After Jesus had washed their feet, had put on his robe, and had returned to the table, he said to them, “Do you know what I have done to you? You call me Teacher and Lord–and you are right, for that is what I am. So if I, your Lord and Teacher, have washed your feet, you also ought to wash one another’s feet. For I have set you an example, that you also should do as I have done to you. Very truly, I tell you, servants are not greater than their master, nor are messengers greater than the one who sent them. If you know these things, you are blessed if you do them.
John 13:12-17
I really don’t know why I came to Bill Withers’ music relative late. It’s possible that I missed out on his most creative period in the early 1970s because I was just a baby. Withers himself came to music relatively late, having his first hit record with “Ain’t No Sunshine” at 32. Almost his Jesus year. And if you are wondering, yes, it is that “Ain’t No Sunshine,” a song I usually associate with The Neville Brothers.
There’s also “Lean On Me,” which was a big hit song for Club Nouveau in 1986 and an even bigger movie with Morgan Freeman and Robert Guillaume in 1989. (For the record, I spelled Mr. Guillaume’s name correctly before I looked it up. BENSON FOREVER!) Bill Withers also wrote “Just the Two of Us,” “Lovely Day,” and plenty of extraordinary songs that have gone relatively unacknowledged.
After ten years in the music business, Withers declined to renew his recording contract with Columbia Records because he was tired of being told how to record songs that would sell. He wanted to record songs that sounded good. This decision effectively ended his career in music, but in the 2009 documentary “Still Bill,” he did not seem to have any regrets.
Maybe it was the perspective of a performer who was relatively mature when he got his start, or maybe it was the experience of having grown up in Slab Fork, West Virginia that prevented Withers from being seduced by the trappings of fame. In his 1973 live recording at Carnegie Hall, Withers tells the story of being put in charge of caring for his grandmother at age 5. I suspect this arrangement may have been more of an honorary position, a way for young Bill to accept the watchful eye of his grandma. It did have the practical effect of allowing him to learn the ways she contributed to the care of an isolated Appalachian community. If the song has any basis in reality, his grandmother’s strong but gentle set of hands were the kind that could hold eternal hope in a moment of shattering despair.
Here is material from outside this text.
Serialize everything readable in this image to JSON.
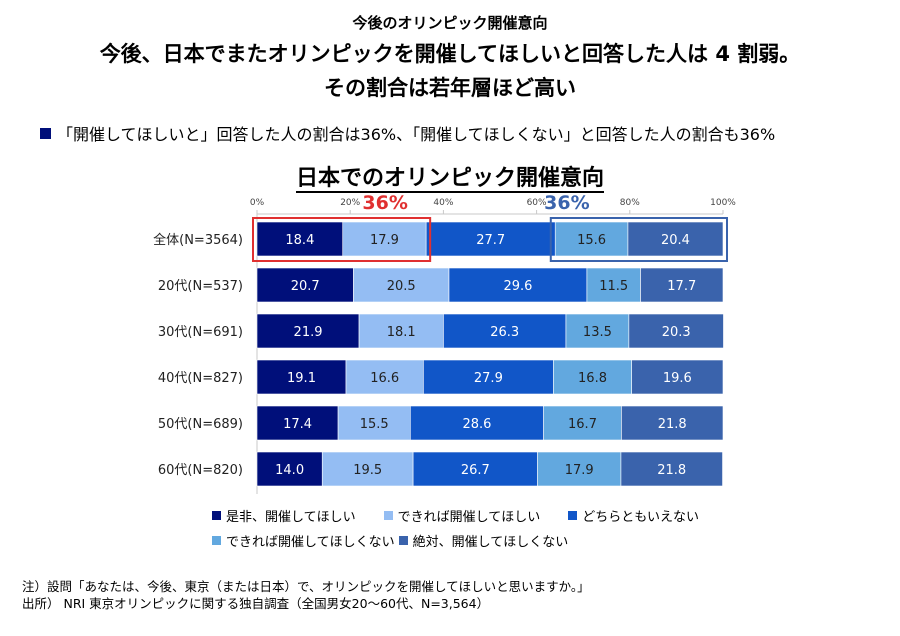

We can only guess where she learned to do that, but as a churchgoer, she would certainly have been familiar with Jesus’s decision to use his hands to hold his disciples in a moment of crisis. The act of washing feet is so personal and so intimate that it still makes us uncomfortable. (Consider the conversation in the movie Pulp Fiction about the propriety of giving another man’s wife a foot massage.) Jesus’s action is so evocative that Peter initially refuses, relenting only when Jesus threatens to kick him out of the band.
Peter has to allow himself to be vulnerable to Jesus, to trust Jesus with his scaly, hairy, stinky feet. By not drawing back in revulsion or taking the opportunity to tickle Peter, Jesus gives an example of what it means to be present and trustworthy when another person is taking a risk. It is like teaching a five year old in Slab Fork, West Virginia that his grandmother’s hands will always be there to catch him, to soothe him, to pick him up when he falls. That kind of assurance is certainly worth more than all the gold records that Columbia can produce.